- Born: March 31, 1969 San Angelo, Texas, U.S.
- Died: October 8, 2015 (aged 46) Tulsa, Oklahoma, U.S.
- Occupations: Historian of Tulsa, Oklahoma
- Known for: Center for Public Secrets, The Nightmare of Dreamland

= Lee Roy Chapman =

American historian and citizen journalist (1969–2015)

Lee Roy Chapman (March 31, 1969 – October 8, 2015) was an American public historian, citizen journalist, activist, and artist whose research reshaped contemporary understanding of Tulsa, Oklahoma's racial history.

==Early life==
Chapman was born in San Angelo, Texas, to Lee Roy Chapman Jr. and Susan Lee (Smith) Chapman and moved to Tulsa when he was about four years old. Largely self-taught, he honed screen printing skills and developed a passion for locating obscure artifacts that documented Oklahoma's counter-histories.

In June 1989, when Chapman was 20, his mother died in a murder–suicide in Tulsa.

In the early 1990s, Chapman moved to Austin, Texas where he learned to screen print with artist Frank Kozik.

==Career==
===Investigative writing===
Chapman began working with This Land Press and its founding editor, Michael Paul Mason in April 2010. His first project entailed the research for an issue of its namesake magazine, This Land, devoted to The White Dove Review, a poetry journal founded by Tulsa poet Ron Padgett.

As a contributing editor of This Land, Chapman published The Nightmare of Dreamland: Tate Brady and the Battle for Greenwood in 2011, revealing Tulsa founder W. Tate Brady's affiliation with the Ku Klux Klan and role in the 1921 Tulsa Race Massacre. The article prompted the Tulsa City Council's 2013 decision to rename Brady Street, as well as the Brady Arts District's decision to rebrand as the Tulsa Arts District. On the District he wrote:
Today, the Brady Arts District is the focal point of multi-million dollar developments involving local organizations such as the George Kaiser Family Foundation, the Oklahoma Museum of Music and Popular Culture, the University of Tulsa, Gilcrease Museum, Philbrook Museum, and the Arts and Humanities Council of Tulsa. Local businesses also thrive in the district: numerous bars and restaurants, the family-owned Cain's Ballroom (which once served as Brady's garage), and the Tulsa Violin Shop, to name a few. A large
new ballpark separates the Brady district and the Greenwood area.

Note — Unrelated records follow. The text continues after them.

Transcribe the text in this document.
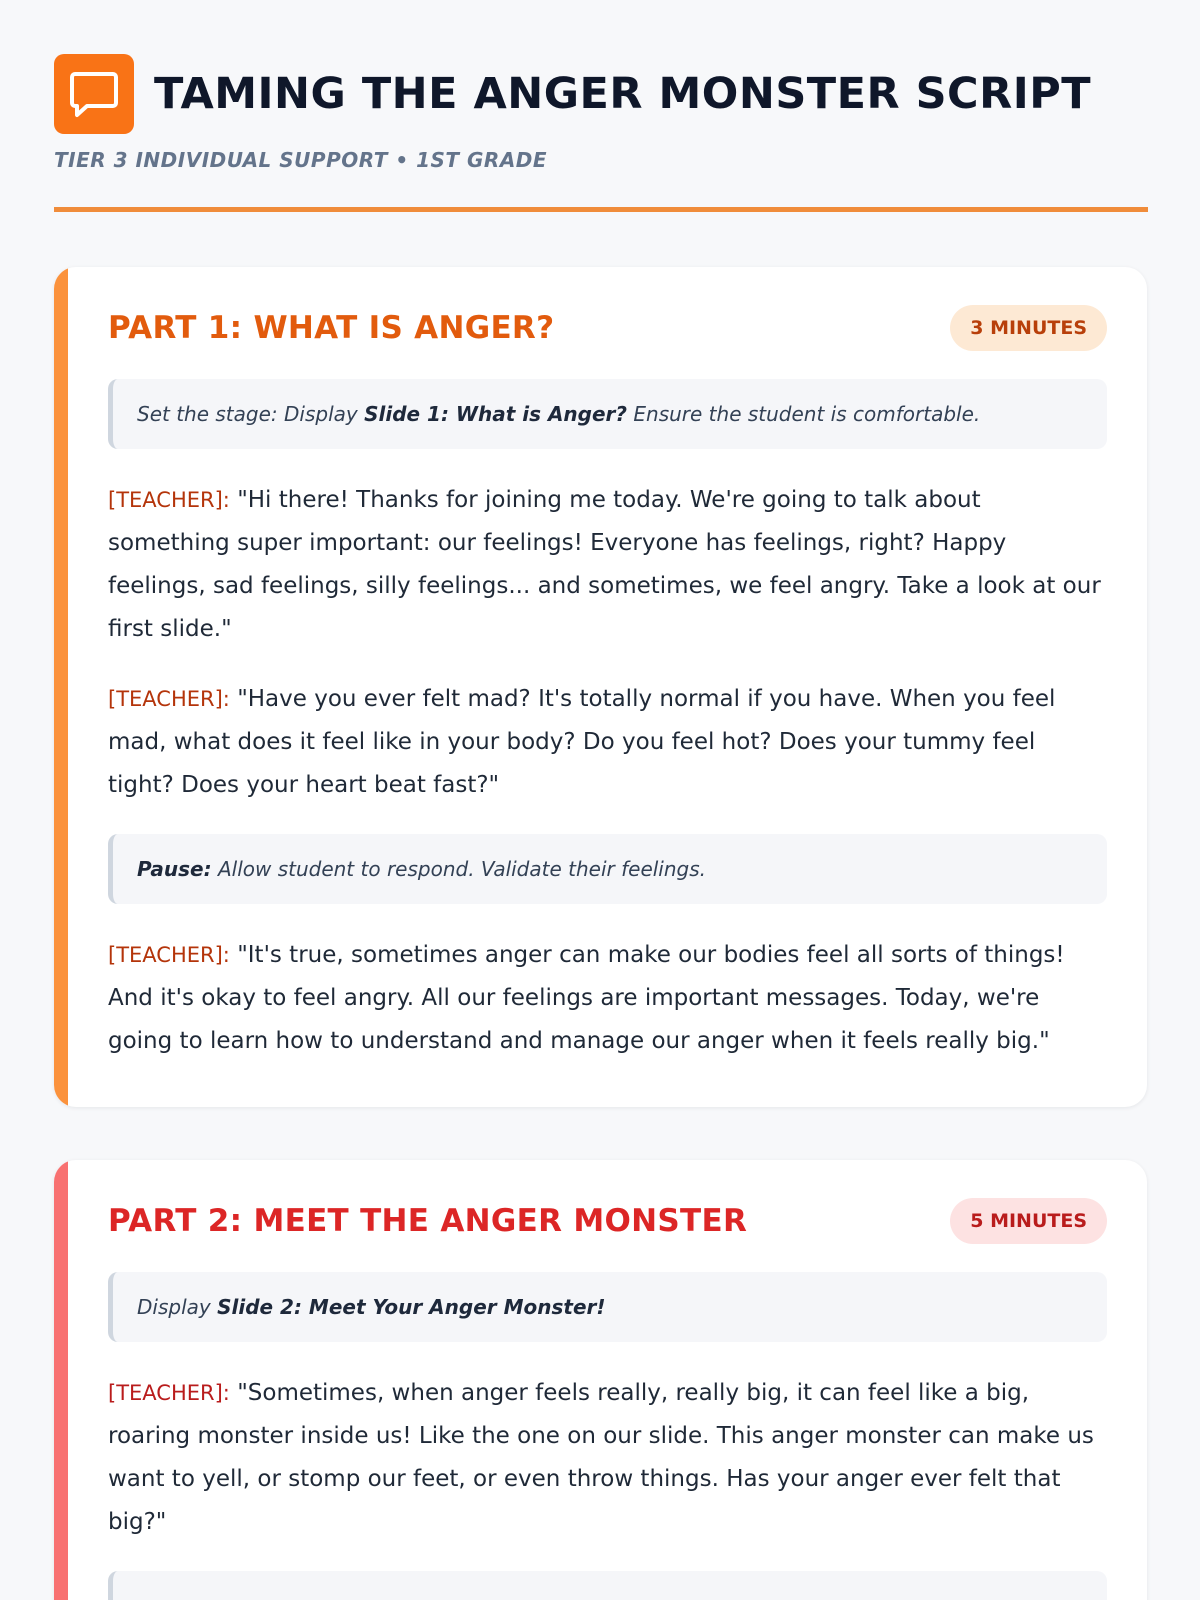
TAMING THE ANGER MONSTER SCRIPT
TIER 3 INDIVIDUAL SUPPORT • 1ST GRADE
PART 1: WHAT IS ANGER?	3 MINUTES
Set the stage: Display Slide 1: What is Anger? Ensure the student is comfortable.

[TEACHER]: "Hi there! Thanks for joining me today. We're going to talk about something super important: our feelings! Everyone has feelings, right? Happy feelings, sad feelings, silly feelings... and sometimes, we feel angry. Take a look at our first slide."

[TEACHER]: "Have you ever felt mad? It's totally normal if you have. When you feel mad, what does it feel like in your body? Do you feel hot? Does your tummy feel tight? Does your heart beat fast?"

Pause: Allow student to respond. Validate their feelings.

[TEACHER]: "It's true, sometimes anger can make our bodies feel all sorts of things! And it's okay to feel angry. All our feelings are important messages. Today, we're going to learn how to understand and manage our anger when it feels really big."

PART 2: MEET THE ANGER MONSTER	5 MINUTES
Display Slide 2: Meet Your Anger Monster!

[TEACHER]: "Sometimes, when anger feels really, really big, it can feel like a big, roaring monster inside us! Like the one on our slide. This anger monster can make us want to yell, or stomp our feet, or even throw things. Has your anger ever felt that big?"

In 2013, Chapman and Mason wrote the article "Subterranean Psychonaut", about Gordon Todd Skinner, a government operative and a central figure in the world's largest LSD bust, which would be Chapman's last contribution to This Land.

===Center for Public Secrets===
Chapman began assembling what would later become the Center for Public Secrets (CfPS) in the late 1990s, formally launching it in 2008 as a repository for "hidden, neglected and misunderstood" Oklahoma history. CfPS curates exhibitions, podcasts and a digital library of artifacts; items Chapman located now reside in institutions such as the Smithsonian's National Museum of African American History and Culture and Yale University.

===Other projects===
Beyond archival work, Chapman produced documentaries and guerrilla art installations. He also appeared in public forums. Chapman was involved in the antiquarian book trade and managed Oak Tree Books in Tulsa. After his death, the bookstore closed in 2016, but it was reopened in 2024.

==Death and legacy==
Chapman died by suicide at his Tulsa residence on October 8, 2015; he was 46. A memorial service at Cain's Ballroom drew hundreds of admirers. The Center for Public Secrets opened a physical space in 2020, continuing his mission to train "history-recovery specialists" and challenge dominant narratives about Tulsa.

He is the inspiration for the main character Lee Raybon in the FX series The Lowdown, played by Ethan Hawke.

A short documentary was created about Chapman, Lee Roy Chapman vs. The Ghost of Tate Brady.